As Shadows Fade (The Gardella Vampire Hunters 5)
Page 21
Suddenly, she seemed to come back to herself. “I am tired, Victoria, and you must have your injuries seen to. All of you. And some rest. I am safe here… and it will keep until we’ve all had a chance to rest. ”
Victoria pulled slowly to her feet, her hand squeezing, then finally releasing Wayren’s. “I’m glad you’ll stay here tonight,” she told the older woman. “We’ll all rest easier. ”
The draft that Kritanu had given him leeched away some of the agony radiating through Max’s body, though it pained him to admit it was needed. But it was.
His muscles trembling, his salved wounds still oozing stubbornly, he changed out of his dirty clothes, all the while grimly considering Wayren’s request.
Become a Venator again.
He’d not need the bloody draft if he did. He’d not need to step aside and let a faster, stronger Vioget save a comrade. He’d have no reason to leave.
Yet he couldn’t bear to stay.
Even if he got his Venator capabilities back, he couldn’t. He couldn’t trust himself to be strong enough, to do the right thing.
To share her.
Pouring the still-hot water into the basin, Max felt a wave of steam rise. He splashed it on his face and chest, gasping at the sudden twinge of pain when he moved his arms too vigorously in his ablutions, and pausing to catch his breath.
His face was buried in one of Kritanu’s lemon-scented towels when there came a knock at the door. He flung the door open, startling the twitchy red-haired servant, Oliver. The groom who’d taken his mount earlier tonight had obviously been pressed into other service within the small household.
“Beg your pardon, sir, but my lady wishes you to attend on her,” Oliver said most correctly.
Max glowered at him. “My lady?” Wayren or Victoria?
Oliver looked confused for a moment, then recovered, offering, “Lady Rockley. ” Apparently, he didn’t consider Wayren a lady, which wasn’t surprising. Only the Venators-and the evil ones-knew what she was capable of.
Max wadded up the towel and tossed it onto the table. One end flipped over the side of the basin, landing a corner in the water. Blast it. Could she not leave him be? He pulled out his last clean shirt and tugged it over his damp skin, where it seemed to stick everywhere. Just as his head emerged from the opening, he heard the man add, “She awaits you in her chamber. ”
Max stilled, his hands crushing into the soft linen. “Her chamber?”
Christ.
Then he centered on the whirl of thoughts-and, damnation, the images –that bit of information invoked, and extracted the most palatable one. Victoria’s face had been dead white and her clothes soaked with blood. Was she injured more severely than he’d thought? She’d never released Wayren’s hand during their short meeting in the parlor.

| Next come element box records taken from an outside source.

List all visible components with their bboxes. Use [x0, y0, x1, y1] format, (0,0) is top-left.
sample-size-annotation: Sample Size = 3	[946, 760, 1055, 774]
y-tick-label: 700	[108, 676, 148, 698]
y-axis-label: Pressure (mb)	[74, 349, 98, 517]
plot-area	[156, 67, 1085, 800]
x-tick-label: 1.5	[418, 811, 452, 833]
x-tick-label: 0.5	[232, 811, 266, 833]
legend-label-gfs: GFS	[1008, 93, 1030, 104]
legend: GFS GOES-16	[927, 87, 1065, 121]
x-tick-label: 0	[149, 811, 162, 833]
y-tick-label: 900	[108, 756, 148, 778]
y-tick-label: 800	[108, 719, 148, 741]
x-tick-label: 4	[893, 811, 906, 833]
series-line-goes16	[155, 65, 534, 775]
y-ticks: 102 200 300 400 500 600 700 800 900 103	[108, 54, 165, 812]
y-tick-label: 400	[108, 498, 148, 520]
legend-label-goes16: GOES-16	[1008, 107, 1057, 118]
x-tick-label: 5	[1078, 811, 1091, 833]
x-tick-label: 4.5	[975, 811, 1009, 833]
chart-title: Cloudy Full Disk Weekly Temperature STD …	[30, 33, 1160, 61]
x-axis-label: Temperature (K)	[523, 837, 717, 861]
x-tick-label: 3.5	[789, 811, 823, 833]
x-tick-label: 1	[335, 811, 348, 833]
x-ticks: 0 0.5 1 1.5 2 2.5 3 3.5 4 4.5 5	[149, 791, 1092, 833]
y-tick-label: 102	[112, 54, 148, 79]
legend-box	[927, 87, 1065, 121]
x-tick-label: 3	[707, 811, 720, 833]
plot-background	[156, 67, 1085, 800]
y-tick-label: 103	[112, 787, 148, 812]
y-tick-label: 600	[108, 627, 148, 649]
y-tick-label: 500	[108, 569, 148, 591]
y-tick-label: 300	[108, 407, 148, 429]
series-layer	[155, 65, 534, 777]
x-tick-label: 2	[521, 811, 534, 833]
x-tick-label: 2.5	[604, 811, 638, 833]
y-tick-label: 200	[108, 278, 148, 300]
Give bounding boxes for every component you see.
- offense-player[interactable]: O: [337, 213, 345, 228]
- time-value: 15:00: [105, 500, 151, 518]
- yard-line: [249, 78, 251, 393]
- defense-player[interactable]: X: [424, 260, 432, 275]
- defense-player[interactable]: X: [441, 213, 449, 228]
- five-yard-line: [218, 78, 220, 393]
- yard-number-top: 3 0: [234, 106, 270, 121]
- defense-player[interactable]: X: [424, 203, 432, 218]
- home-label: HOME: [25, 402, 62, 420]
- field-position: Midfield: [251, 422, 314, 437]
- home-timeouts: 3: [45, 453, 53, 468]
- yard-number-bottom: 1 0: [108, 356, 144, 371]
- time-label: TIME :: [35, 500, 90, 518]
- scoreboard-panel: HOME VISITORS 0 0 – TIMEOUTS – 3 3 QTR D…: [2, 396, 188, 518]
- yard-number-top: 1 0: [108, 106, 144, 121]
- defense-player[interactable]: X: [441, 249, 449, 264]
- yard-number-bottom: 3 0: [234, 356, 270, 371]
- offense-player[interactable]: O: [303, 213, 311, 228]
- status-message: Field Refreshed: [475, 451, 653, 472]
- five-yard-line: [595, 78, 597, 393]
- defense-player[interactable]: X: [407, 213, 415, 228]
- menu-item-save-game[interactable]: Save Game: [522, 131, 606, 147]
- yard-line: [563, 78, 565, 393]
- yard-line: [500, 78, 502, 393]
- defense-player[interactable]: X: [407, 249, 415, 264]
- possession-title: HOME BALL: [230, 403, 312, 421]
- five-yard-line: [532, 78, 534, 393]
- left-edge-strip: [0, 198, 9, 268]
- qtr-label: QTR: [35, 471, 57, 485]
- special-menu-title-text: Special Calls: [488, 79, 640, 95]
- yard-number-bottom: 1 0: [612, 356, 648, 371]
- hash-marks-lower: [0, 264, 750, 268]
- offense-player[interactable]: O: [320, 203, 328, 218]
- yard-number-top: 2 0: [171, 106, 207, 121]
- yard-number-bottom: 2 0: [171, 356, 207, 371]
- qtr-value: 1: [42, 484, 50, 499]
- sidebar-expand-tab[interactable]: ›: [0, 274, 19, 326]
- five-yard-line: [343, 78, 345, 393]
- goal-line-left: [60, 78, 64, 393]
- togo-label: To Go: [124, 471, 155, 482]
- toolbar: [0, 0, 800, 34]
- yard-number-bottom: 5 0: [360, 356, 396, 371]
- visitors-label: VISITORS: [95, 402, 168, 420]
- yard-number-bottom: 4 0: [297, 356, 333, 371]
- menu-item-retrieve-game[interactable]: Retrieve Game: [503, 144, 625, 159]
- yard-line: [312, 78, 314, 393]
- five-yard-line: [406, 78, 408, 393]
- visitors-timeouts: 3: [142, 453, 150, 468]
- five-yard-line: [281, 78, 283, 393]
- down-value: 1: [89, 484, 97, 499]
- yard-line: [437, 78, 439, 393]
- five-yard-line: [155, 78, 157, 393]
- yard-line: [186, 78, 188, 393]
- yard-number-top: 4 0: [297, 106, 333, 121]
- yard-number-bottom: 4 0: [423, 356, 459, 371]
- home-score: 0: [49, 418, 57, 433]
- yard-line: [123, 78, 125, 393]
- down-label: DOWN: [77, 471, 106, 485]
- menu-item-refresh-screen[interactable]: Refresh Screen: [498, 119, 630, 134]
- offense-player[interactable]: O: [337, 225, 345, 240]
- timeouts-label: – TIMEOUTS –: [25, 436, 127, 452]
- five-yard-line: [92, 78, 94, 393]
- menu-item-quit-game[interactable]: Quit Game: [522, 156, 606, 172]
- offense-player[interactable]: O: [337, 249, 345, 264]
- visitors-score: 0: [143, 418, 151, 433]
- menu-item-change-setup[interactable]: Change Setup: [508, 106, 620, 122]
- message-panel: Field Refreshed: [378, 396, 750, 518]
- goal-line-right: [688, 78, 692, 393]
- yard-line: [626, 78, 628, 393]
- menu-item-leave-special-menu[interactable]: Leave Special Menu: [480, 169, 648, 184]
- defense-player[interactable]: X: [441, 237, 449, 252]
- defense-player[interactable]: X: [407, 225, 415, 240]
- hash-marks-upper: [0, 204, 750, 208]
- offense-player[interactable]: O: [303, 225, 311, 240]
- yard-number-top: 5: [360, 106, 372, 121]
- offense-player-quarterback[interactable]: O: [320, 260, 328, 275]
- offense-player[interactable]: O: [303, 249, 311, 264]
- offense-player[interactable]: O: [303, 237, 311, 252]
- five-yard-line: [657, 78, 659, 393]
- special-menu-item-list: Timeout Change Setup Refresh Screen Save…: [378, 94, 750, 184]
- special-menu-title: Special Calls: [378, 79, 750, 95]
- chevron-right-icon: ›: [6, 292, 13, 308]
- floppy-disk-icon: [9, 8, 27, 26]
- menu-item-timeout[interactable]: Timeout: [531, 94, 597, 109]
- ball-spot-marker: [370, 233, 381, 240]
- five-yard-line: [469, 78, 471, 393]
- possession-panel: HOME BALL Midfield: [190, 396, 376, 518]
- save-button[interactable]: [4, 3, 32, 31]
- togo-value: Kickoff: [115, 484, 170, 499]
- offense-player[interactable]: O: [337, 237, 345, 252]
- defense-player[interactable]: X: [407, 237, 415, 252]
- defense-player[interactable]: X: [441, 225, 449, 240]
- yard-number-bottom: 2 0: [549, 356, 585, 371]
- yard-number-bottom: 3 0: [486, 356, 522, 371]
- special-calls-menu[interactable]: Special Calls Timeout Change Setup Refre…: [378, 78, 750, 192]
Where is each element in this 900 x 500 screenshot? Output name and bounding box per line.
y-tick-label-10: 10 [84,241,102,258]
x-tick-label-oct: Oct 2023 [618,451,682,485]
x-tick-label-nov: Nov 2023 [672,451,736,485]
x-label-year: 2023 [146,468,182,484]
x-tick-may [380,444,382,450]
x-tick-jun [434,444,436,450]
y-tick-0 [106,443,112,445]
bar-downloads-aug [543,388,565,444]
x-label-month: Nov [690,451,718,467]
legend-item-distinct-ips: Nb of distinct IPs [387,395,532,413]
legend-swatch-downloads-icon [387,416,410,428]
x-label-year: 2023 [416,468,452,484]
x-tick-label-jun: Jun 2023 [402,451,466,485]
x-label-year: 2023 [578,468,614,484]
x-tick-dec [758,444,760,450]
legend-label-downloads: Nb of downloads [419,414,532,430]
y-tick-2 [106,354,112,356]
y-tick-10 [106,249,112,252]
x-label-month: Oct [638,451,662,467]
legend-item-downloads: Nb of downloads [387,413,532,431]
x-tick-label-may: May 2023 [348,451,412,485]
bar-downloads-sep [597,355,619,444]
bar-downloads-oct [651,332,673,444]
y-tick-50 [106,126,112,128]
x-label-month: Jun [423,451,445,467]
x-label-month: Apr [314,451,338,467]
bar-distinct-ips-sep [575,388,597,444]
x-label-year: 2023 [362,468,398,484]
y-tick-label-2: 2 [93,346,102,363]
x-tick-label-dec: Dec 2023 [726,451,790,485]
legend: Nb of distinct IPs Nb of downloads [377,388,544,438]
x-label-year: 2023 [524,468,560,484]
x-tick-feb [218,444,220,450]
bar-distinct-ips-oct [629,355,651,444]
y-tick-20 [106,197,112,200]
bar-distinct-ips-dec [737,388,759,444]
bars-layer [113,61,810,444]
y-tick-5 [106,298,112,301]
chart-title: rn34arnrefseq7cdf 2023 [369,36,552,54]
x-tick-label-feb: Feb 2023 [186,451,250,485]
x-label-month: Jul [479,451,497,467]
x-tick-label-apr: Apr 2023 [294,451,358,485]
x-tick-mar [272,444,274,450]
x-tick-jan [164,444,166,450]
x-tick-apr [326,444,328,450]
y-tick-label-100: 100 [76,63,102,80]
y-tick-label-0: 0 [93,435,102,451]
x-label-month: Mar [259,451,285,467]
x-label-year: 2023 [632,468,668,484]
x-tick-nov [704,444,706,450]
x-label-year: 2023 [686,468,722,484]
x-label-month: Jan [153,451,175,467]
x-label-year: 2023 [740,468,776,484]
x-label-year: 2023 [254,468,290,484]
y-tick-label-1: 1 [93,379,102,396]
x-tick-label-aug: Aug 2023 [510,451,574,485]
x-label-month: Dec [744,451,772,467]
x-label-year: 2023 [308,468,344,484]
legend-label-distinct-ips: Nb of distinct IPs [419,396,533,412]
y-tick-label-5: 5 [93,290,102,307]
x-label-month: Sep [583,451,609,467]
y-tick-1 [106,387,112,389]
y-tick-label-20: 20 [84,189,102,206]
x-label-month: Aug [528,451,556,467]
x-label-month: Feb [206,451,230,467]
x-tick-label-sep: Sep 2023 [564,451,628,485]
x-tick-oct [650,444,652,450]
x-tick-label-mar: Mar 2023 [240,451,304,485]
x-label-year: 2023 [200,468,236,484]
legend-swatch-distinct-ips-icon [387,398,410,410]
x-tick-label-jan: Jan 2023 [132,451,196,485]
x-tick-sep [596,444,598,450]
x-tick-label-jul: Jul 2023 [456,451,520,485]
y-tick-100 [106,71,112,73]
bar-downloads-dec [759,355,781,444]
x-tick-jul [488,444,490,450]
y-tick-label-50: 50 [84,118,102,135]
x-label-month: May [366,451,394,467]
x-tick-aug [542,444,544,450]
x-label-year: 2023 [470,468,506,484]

Max opened his mouth to ask Oliver, but the young man had scuttled off, leaving the door ajar.
There was nothing for it but to “attend to her. ”
His mouth closed grimly, his jaw tight, he set off, certain that whatever he found, it wouldn’t be to his liking.
When he reached Victoria’s chamber, his peremptory knock produced no response. Max waited for a moment, then knocked again, a bit harder, and the door edged open. Hell. Was he supposed to go in?
Blast it.
He’d not hesitated entering her chamber a few months ago when he first came back to London. He’d been uninvited then.
And now it was morning. Filled with light, which meant exposure. And few shadows in which to hide.
Max pushed the door open, his attention going immediately to the bed. It was empty.
He stepped inside and closed the door, firmly, behind him, looking around the chamber. Early-morning sunlight filtered through the nearby tree branches, casting the small room in a soft warm glow. The bed lay pristine and made, high off the ground, with a bumpy white coverlet. The dressing table was situated near the entrance to what must be a small dressing room. The mirrored table held an array of ladylike items-and a few that were not so ladylike: perfume bottles, combs, brushes, jewelry, stakes, holy water vials…
He paused and looked more closely, seeking a slender blue-tinted bottle. No. It was gone. The potion that he knew Victoria drank in order to keep from getting with child. Aunt Eustacia, and now Kritanu, made it for her. But it was gone, and he knew that Victoria had made good on her promise to stop taking it.
Max did not want to consider the implications of that fact, and he turned abruptly to examine the rest of the room.
The fireplace held a neat stack of kindling ready to be lit should the weather turn chill or rainy. A chair in the corner near the floor-to-ceiling drapes would provide a good, distant seat from any other furnishings or activity in the room; it was the same chair in which he’d sat when he’d visited her chamber before. This morning, the windows had been flung open, and a soft breeze filtered through them.